A pesar del axioma que muchos enarbolan de que los libros no se prestan, en el camino he perdido muchos y, en algunos casos, importantes obras que no he podido recuperar. Un extraordinario amigo, de esos que son especímenes raros, me llama un día para que nos encontráramos. Para sorpresa mía, me hace un regalo todo envuelto, se trataba de uno de esos libros que había prestado y “extraviado”. En una de sus andanzas por la Mella con Duarte, donde había un vendedor de libros usados, vio ese título, y como él me dijo, “se parecía a ti”. ¡Oh sorpresa! En la tercera página se encuentra con mi nombre. Por supuesto, ya tenía otro nombre y que por razones obvias no identifico, pero que permanece en su primera página. Esa es una historia que difícilmente se puede olvidar. “El buen hijo a su casa vuelve”.
Soy de los maestros, como me han dicho más de un o una estudiante, que cada encuentro en el aula (hoy virtual) de algún autor y su obra le hago referencia y les hago colocar en una lista “que espero algún día” se animen a leer. Por supuesto, disfruto mucho cuando son ellos que me recomiendan alguna obra que está leyendo. No creo que pueda abandonar esa costumbre, más bien me siento en la obligación casi moral de reiterarla.
Tengo una relación especial y, se diría, que hasta de cariños con algunos libros. Son obras que abro en alguna de sus páginas, vuelvo hacia atrás o hacia adelante, buscando anotaciones o subrayados anteriores y, más de una vez, anoto o subrayo otras nuevas que de pronto emergen ante mí. Algunas obras, como la novela En el nombre de la rosa de Umberto Eco, las he leído varias veces y procuro que sea de una edición distinta, cada vez. A propósito, es una historia que teje su trama alrededor de un libro de Aristóteles.
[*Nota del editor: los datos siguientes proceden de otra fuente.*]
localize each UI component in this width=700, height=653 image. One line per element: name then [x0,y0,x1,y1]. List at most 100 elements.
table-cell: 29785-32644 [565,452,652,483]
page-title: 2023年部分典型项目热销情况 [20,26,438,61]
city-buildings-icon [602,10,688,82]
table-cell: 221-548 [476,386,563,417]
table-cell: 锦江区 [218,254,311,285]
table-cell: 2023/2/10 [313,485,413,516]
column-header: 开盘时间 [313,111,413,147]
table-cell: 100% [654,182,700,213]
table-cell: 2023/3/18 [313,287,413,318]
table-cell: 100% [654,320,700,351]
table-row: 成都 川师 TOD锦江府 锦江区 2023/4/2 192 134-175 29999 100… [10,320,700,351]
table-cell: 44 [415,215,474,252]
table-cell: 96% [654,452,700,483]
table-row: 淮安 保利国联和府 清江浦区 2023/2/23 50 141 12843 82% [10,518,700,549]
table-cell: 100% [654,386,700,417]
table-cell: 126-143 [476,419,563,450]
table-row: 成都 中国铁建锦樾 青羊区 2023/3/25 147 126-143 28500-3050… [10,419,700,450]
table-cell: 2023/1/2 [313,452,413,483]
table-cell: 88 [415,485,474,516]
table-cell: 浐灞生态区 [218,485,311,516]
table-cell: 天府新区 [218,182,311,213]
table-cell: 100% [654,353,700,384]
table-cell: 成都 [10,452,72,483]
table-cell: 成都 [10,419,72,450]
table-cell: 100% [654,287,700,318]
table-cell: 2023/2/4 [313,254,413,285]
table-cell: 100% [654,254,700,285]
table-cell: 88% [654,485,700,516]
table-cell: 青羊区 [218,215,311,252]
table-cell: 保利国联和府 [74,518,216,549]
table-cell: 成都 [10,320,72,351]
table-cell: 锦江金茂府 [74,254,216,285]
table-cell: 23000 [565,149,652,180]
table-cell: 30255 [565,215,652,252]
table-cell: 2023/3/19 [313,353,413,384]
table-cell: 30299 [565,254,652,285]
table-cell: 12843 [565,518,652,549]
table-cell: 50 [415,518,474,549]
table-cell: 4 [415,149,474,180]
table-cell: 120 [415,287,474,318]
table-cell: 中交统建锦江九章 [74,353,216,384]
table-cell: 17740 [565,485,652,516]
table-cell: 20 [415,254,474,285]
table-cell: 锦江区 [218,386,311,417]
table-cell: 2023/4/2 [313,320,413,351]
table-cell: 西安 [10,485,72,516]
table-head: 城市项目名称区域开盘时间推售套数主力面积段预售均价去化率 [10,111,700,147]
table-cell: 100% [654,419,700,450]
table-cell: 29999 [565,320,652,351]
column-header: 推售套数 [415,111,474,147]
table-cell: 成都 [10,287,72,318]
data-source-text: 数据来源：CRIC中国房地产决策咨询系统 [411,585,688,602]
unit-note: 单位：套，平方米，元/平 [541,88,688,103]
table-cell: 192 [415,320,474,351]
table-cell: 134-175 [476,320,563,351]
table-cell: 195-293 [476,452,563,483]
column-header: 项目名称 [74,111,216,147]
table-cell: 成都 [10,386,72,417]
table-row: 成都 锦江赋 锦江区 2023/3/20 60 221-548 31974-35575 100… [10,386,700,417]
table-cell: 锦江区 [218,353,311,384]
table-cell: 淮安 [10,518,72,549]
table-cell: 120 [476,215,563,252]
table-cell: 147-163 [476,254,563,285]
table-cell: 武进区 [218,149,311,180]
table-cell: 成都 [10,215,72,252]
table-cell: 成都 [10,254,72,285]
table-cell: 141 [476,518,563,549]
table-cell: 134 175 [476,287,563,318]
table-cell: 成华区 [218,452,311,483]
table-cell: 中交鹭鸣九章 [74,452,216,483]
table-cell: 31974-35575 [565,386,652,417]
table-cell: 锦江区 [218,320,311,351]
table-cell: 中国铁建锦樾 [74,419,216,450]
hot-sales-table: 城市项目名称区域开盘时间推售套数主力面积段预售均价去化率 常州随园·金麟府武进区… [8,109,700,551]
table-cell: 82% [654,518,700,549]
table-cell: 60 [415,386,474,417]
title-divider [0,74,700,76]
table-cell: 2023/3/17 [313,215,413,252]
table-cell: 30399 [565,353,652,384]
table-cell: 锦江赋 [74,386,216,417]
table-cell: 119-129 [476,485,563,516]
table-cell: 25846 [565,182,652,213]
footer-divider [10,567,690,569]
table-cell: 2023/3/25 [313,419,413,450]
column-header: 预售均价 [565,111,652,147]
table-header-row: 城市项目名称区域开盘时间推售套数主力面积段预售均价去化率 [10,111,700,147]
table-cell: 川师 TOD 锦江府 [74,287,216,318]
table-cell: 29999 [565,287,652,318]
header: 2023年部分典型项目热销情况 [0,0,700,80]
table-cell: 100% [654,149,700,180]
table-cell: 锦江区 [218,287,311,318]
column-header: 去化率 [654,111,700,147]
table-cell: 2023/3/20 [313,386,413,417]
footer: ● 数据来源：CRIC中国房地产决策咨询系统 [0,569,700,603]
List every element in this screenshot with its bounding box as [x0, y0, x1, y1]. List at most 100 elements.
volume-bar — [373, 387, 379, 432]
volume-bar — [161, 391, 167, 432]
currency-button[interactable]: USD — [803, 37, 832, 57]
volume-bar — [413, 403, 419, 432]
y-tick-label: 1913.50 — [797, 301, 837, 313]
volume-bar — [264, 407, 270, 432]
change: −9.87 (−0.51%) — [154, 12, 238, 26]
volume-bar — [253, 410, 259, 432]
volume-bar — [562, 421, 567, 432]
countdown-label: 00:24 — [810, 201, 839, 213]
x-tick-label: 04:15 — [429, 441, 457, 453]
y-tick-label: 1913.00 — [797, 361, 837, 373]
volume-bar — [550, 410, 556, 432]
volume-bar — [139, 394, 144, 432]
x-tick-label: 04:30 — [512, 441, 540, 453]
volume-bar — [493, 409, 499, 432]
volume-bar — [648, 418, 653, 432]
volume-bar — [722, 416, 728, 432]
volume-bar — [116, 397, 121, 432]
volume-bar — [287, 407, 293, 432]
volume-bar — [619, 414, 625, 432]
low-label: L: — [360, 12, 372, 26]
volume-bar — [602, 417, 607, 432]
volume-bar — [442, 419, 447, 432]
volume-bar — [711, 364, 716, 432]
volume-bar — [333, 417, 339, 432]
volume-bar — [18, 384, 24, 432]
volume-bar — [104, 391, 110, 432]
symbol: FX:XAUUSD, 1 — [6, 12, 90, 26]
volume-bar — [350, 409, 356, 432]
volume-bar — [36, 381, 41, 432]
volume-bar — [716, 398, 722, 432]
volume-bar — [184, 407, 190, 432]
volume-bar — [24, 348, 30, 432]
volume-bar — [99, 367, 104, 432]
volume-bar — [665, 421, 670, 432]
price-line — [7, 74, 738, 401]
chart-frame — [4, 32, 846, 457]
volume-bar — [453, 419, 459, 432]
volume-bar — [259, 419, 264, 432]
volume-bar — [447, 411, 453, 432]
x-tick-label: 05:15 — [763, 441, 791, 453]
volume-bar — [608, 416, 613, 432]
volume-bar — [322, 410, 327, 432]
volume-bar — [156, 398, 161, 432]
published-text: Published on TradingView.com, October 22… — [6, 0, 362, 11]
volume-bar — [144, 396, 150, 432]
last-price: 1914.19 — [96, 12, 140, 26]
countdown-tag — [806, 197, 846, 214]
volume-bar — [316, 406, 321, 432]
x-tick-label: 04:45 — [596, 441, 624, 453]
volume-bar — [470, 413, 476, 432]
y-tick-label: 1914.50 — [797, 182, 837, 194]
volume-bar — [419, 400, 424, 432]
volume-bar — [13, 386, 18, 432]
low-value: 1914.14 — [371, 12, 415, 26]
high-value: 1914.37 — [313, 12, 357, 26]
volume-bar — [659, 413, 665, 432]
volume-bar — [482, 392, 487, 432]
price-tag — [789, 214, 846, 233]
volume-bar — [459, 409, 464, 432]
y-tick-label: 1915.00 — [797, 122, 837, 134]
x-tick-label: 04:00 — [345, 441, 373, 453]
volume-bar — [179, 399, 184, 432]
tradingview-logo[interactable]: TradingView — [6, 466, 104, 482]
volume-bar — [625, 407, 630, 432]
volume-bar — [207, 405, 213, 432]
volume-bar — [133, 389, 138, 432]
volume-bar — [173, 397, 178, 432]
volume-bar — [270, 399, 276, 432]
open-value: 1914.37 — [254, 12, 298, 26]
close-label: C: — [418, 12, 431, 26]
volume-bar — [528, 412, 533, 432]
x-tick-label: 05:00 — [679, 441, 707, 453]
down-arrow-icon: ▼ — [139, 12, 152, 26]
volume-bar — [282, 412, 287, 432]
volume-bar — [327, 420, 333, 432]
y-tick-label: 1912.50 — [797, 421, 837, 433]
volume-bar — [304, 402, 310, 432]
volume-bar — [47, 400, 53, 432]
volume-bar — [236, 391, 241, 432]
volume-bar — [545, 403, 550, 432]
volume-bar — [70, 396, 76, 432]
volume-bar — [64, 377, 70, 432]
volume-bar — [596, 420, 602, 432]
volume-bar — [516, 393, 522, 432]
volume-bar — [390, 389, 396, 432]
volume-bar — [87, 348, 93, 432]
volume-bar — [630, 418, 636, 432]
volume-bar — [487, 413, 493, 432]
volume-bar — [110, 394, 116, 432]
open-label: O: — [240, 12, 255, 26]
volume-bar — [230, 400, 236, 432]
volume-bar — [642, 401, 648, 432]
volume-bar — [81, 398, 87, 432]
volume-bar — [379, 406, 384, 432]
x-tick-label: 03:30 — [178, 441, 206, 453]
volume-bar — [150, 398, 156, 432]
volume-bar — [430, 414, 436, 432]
No puedo obviar que nací en un hogar donde la lectura era parte de la vida. Siempre vi a mi madre leer por las tardes, cuando descansaba del “trabajo doméstico”, así como a mi padre cuando terminaba sus labores en el taller de ebanistería que era de su propiedad.
Quizás mi único interés de escribir estas breves líneas es el deseo de reafirmar mi aprecio por la lectura. Es posible que vuelva más adelante sobre este mismo tema.